For use in construction projects.

The ‘best endeavours’ obligation in clause 2.1A3.3 would need to be considered in detail by public sector employers as it will need to align with procurement rules. Not exceeding the Carbon Budget is the ultimate goal, so strength and the clause can be amended to achieve this.

It is acknowledged that Clause 2.1A4. would be subject to the case law on penalties and liquidated damages. Some other ways of dealing with this could be:

• Instead of damages, have an incentive pot that is payable to the Contractor if they reach the Carbon Budget.

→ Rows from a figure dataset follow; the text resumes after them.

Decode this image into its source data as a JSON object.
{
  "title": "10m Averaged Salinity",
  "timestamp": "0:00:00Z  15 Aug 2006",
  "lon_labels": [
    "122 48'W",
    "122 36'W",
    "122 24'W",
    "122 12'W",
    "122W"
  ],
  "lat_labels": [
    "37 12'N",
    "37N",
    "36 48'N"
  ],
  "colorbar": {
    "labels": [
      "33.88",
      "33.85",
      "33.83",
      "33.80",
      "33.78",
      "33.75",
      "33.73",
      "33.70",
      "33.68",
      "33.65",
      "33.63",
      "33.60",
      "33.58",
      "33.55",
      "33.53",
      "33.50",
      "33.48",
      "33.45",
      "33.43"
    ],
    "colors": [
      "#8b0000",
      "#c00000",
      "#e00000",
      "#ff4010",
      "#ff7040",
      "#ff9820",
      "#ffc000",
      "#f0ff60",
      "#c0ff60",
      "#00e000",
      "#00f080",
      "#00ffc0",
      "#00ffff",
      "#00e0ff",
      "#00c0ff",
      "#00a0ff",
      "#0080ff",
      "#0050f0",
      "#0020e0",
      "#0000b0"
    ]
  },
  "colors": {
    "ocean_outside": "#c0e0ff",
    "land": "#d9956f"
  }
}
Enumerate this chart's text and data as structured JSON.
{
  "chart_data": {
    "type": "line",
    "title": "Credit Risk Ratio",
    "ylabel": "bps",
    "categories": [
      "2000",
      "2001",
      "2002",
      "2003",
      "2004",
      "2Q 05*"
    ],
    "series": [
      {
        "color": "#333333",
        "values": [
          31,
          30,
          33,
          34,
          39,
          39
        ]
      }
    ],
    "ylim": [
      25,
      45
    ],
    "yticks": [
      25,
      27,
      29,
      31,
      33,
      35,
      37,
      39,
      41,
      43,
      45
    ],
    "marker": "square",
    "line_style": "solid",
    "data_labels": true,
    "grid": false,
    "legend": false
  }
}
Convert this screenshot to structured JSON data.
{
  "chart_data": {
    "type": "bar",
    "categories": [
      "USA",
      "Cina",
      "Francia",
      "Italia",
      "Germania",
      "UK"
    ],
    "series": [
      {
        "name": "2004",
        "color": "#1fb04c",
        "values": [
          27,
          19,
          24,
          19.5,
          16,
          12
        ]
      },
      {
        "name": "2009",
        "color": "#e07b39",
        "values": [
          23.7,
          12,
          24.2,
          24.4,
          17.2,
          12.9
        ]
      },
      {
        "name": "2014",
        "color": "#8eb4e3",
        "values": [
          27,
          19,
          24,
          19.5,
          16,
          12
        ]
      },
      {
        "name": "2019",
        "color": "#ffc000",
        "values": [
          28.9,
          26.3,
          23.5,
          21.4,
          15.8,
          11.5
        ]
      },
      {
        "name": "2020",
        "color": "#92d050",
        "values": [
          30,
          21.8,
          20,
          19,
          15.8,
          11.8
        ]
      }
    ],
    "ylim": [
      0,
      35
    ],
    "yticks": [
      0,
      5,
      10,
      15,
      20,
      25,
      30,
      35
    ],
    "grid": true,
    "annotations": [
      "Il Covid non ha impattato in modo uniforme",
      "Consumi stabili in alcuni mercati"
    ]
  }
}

The pot available could become proportionately larger the further below the Carbon Budget they manage to go to incentivise even better performance than the target. • Use the retention mechanism in a contract to cover the risk of the Contractor not achieving the Carbon Budget. Instead of the standard 3% retention to cover unfinished or defective work, increase the retention amount with a specific proportion held against achievement of the Carbon Budget. If at practical completion the works have gone over the Carbon Budget, the Employer could require the Contractor to spend the defects rectification period demonstrating how they have either offset that excess through carbon offsets or demonstrate how they have done so by reducing the carbon impact of another of their projects. If they still fail to do so after the defects rectification period, then the percentage of the Contract Sum retained can be held by the Employer to be used itself to ensure carbon offsetting. Further, the Employer could ask bidders at tender stage to competitively say what percentage of the Contract Sum they are willing to be retained for this purpose – so that the bidder offering the higher percentage that they put at risk is awarded more points at tender evaluation than the others. This would demonstrate bidders’ commitment and also ensure the Employer’s retained amount is the highest that the market will allow. • If the contract is a term contract, rather than a project contract, the contract could impose quarterly Carbon Budgets (as opposed to a single ‘global’ budget) and measure achievement through a key performance indicator. Achievement against good performance could lead to an incentive payment. However, continually exceeding the Carbon Budget could be linked to a termination right, enabling the Employer to get out of the contract so as to find a contractor that can deliver instead.